I would like to apply a specific function to specific columns using polars similar to the following question:
Above question works with pandas and it is taking ages for me to run it on my computer. So, I would like to use polars. Taking from the above question:
df = pd.DataFrame({'source': ['Paul', 'Paul'],
'target': ['GOOGLE', 'Ferrari'],
'edge': ['works at', 'drive']
})
source target edge
0 Paul GOOGLE works at
1 Paul Ferrari drive
Expected outcome with polars:
source target edge Entitiy
0 Paul GOOGLE works at Person
1 Paul Ferrari drive Person
!python -m spacy download en_core_web_sm
import spacy
nlp = spacy.load('en_core_web_sm')
df['Entities'] = df['Text'].apply(lambda sent: [(ent.label_) for ent in nlp(sent).ents])
df['Entities'][1]
How can I add a column with label(Person) to the current dataframe with polars? Thank you.
You can run the apply in Polars with the following code:
df_pl.with_columns(
entities = pl.col('target').map_elements(
lambda sent: [(ent.label_) for ent in nlp(sent).ents])
)
As @jqurious mentioned, this should not be expected to be faster than Pandas. I ran a couple of tests and it takes the same time as Pandas.
In addition to the comments by @jqurious, you could reduce the number of times the apply function is called if some values are repeated.

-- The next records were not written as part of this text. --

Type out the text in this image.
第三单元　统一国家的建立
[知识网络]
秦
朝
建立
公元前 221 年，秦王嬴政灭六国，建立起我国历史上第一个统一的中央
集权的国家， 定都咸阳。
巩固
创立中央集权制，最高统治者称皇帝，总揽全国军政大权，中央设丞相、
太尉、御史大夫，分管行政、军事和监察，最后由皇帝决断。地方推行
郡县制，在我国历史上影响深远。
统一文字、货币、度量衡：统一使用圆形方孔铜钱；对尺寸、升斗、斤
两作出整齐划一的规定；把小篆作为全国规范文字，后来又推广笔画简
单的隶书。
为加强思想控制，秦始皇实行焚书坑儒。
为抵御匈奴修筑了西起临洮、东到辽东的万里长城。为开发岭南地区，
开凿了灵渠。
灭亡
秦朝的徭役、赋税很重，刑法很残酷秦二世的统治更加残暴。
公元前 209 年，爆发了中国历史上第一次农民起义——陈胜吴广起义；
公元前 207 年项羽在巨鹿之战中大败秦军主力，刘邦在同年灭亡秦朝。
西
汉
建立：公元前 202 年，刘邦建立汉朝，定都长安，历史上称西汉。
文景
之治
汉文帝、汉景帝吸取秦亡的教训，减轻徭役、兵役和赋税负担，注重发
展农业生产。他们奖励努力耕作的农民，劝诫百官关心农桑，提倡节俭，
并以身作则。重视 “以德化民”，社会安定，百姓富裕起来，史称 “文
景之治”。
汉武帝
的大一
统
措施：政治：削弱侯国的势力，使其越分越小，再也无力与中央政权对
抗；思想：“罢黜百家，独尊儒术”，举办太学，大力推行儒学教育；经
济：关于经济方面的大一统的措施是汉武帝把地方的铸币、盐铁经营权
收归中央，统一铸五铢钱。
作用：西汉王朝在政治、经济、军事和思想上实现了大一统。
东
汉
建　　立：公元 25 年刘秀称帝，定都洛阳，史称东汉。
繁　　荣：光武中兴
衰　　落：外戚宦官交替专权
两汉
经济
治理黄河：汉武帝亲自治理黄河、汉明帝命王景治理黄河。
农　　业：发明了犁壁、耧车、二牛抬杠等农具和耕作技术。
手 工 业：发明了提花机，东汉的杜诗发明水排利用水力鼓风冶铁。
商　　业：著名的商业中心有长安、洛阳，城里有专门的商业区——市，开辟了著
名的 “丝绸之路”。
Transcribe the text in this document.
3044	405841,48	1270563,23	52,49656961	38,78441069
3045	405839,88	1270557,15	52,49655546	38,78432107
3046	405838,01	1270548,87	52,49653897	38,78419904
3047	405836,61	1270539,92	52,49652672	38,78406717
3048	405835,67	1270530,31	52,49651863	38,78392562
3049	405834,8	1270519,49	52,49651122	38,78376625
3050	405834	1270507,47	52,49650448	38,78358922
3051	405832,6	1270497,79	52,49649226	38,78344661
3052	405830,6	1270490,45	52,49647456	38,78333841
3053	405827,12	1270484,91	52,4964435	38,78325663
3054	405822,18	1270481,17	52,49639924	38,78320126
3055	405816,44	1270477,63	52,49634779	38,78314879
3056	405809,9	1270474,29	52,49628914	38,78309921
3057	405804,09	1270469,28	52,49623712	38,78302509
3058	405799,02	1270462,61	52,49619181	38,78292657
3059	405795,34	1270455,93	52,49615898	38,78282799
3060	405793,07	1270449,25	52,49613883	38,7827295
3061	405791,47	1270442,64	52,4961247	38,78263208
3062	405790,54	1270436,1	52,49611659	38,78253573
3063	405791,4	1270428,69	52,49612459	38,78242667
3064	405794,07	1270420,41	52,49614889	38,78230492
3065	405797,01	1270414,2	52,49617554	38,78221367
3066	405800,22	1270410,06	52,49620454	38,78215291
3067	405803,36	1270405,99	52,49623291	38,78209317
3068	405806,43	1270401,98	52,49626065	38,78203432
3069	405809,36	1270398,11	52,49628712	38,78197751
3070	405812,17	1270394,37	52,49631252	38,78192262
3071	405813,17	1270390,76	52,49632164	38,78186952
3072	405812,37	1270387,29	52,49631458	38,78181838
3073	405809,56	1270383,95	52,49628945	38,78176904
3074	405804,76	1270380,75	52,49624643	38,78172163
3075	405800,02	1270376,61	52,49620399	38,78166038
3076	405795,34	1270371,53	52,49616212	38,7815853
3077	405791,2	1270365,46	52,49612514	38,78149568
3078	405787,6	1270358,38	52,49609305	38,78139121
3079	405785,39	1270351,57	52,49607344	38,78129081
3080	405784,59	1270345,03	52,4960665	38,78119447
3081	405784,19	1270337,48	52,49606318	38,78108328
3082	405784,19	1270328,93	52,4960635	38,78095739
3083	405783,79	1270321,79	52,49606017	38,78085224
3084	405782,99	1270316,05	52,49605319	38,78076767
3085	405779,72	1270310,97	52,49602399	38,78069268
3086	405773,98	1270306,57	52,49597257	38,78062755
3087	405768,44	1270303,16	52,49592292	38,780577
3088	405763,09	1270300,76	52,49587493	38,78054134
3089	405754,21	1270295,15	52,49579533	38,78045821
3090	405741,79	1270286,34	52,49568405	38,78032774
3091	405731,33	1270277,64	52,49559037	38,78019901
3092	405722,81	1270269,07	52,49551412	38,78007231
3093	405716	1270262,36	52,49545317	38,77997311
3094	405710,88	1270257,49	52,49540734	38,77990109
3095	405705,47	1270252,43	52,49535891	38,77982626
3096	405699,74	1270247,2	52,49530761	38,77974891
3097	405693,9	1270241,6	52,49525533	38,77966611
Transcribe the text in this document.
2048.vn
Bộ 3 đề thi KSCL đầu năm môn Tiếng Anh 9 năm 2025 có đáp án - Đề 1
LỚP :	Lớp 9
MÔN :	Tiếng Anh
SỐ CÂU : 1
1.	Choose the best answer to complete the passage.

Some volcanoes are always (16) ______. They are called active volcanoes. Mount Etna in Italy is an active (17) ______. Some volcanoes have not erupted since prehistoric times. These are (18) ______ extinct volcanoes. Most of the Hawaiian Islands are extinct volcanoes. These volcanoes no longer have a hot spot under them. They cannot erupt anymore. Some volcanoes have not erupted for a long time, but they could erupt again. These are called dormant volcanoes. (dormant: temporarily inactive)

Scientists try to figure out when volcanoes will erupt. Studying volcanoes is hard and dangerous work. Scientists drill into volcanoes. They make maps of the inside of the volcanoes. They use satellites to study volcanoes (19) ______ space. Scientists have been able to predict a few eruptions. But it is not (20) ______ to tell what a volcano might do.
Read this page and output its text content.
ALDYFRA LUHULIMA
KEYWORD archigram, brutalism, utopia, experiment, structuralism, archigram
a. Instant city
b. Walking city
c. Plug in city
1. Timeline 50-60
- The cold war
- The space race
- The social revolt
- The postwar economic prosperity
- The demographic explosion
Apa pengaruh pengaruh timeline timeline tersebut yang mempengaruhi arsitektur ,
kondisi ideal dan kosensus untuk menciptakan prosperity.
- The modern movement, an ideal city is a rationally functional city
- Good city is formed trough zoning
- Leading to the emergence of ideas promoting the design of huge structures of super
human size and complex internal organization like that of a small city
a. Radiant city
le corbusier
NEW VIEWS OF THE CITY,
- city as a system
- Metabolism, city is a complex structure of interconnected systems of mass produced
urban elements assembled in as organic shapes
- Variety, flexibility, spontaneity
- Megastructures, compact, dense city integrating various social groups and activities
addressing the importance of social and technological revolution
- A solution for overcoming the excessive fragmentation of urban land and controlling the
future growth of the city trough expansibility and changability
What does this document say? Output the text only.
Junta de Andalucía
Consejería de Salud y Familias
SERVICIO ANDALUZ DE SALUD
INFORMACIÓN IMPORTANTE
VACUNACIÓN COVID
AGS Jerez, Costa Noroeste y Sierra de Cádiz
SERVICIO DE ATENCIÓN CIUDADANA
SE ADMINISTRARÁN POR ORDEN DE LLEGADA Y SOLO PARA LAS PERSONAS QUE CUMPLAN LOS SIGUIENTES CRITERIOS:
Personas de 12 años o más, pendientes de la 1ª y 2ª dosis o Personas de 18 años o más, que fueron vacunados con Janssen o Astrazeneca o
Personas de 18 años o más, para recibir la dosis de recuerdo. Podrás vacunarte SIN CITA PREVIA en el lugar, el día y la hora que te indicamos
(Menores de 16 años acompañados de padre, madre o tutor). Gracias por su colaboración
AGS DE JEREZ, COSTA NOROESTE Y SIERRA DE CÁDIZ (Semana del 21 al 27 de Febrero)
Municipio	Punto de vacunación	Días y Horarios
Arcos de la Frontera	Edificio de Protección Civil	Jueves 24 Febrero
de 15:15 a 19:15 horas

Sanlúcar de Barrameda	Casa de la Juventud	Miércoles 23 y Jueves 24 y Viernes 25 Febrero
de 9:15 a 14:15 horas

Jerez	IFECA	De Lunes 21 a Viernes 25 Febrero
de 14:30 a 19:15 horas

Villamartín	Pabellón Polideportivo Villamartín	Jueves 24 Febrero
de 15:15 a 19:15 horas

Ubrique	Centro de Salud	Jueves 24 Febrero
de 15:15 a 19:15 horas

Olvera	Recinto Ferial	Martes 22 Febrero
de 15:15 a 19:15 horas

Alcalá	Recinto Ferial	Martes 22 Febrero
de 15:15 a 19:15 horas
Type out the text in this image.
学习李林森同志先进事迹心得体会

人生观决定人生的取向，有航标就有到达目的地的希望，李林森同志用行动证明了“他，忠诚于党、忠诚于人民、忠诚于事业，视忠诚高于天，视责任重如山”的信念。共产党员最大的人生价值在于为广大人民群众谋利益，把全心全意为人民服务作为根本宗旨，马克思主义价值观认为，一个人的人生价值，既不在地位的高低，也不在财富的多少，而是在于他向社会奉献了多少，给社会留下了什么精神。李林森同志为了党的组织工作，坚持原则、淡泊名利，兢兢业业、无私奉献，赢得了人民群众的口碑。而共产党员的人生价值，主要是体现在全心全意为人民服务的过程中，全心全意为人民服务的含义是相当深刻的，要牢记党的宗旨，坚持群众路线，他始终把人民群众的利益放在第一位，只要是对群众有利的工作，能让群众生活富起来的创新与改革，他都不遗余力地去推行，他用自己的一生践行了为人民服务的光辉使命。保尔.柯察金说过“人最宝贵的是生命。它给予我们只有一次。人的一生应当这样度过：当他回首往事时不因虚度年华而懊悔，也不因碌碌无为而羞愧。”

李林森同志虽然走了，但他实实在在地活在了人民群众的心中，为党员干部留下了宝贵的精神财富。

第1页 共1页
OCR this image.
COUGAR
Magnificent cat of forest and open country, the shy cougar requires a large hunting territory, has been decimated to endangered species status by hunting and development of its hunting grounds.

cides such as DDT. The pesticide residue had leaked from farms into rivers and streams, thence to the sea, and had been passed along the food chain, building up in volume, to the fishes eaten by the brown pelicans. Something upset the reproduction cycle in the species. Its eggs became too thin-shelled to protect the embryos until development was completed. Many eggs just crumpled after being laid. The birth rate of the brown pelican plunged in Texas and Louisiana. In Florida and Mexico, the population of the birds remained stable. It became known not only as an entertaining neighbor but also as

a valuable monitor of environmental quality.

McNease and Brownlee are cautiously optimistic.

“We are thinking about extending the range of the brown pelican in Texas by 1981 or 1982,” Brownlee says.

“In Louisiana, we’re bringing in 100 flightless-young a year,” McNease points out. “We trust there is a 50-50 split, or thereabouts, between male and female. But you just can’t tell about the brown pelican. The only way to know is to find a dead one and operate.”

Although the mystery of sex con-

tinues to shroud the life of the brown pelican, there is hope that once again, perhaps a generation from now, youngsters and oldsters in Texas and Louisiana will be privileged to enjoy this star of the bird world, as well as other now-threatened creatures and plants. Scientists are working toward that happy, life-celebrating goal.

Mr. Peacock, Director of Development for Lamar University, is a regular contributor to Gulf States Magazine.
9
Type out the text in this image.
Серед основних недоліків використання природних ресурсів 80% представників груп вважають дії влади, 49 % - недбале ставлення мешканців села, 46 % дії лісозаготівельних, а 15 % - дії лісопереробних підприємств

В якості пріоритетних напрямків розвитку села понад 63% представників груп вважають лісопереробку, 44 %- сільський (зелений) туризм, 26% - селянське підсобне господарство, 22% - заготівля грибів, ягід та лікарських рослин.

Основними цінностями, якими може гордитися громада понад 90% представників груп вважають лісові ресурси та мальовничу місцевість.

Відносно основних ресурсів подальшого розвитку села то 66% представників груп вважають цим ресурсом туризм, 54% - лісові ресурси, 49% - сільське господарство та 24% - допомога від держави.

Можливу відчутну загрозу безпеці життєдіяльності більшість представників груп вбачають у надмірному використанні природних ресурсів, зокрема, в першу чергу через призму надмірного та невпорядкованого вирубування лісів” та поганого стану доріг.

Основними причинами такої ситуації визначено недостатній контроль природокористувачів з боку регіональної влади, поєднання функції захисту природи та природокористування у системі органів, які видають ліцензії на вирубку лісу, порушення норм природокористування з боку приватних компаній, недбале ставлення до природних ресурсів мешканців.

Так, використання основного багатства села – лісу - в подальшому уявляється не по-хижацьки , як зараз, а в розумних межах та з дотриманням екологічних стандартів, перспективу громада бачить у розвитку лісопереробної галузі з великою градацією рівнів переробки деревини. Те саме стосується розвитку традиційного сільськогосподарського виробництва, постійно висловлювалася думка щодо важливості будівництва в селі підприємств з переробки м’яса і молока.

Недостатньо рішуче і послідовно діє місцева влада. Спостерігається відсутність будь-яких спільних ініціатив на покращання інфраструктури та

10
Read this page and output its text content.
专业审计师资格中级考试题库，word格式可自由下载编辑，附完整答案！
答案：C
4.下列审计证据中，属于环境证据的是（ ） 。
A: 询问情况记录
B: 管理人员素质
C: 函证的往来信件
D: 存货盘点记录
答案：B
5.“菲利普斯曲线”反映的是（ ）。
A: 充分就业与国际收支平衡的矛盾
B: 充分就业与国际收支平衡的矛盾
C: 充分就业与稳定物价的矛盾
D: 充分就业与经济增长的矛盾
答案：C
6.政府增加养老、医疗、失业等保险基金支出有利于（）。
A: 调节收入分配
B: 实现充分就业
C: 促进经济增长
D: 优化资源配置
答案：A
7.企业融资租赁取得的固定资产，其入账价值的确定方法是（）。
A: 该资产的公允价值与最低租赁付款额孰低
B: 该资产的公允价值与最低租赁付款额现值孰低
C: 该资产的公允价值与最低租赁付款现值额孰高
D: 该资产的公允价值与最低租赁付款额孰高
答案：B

You can do that by redefining the function with lru_cache:
from functools import lru_cache
import spacy
import polars as pl
nlp = spacy.load('en_core_web_sm')
@lru_cache(1024)
def cached_nlp(text):
return nlp(text)
df_pl.with_columns(
entities = pl.col('target').map_elements(
lambda sent: [(ent.label_) for ent in cached_nlp(sent).ents])
)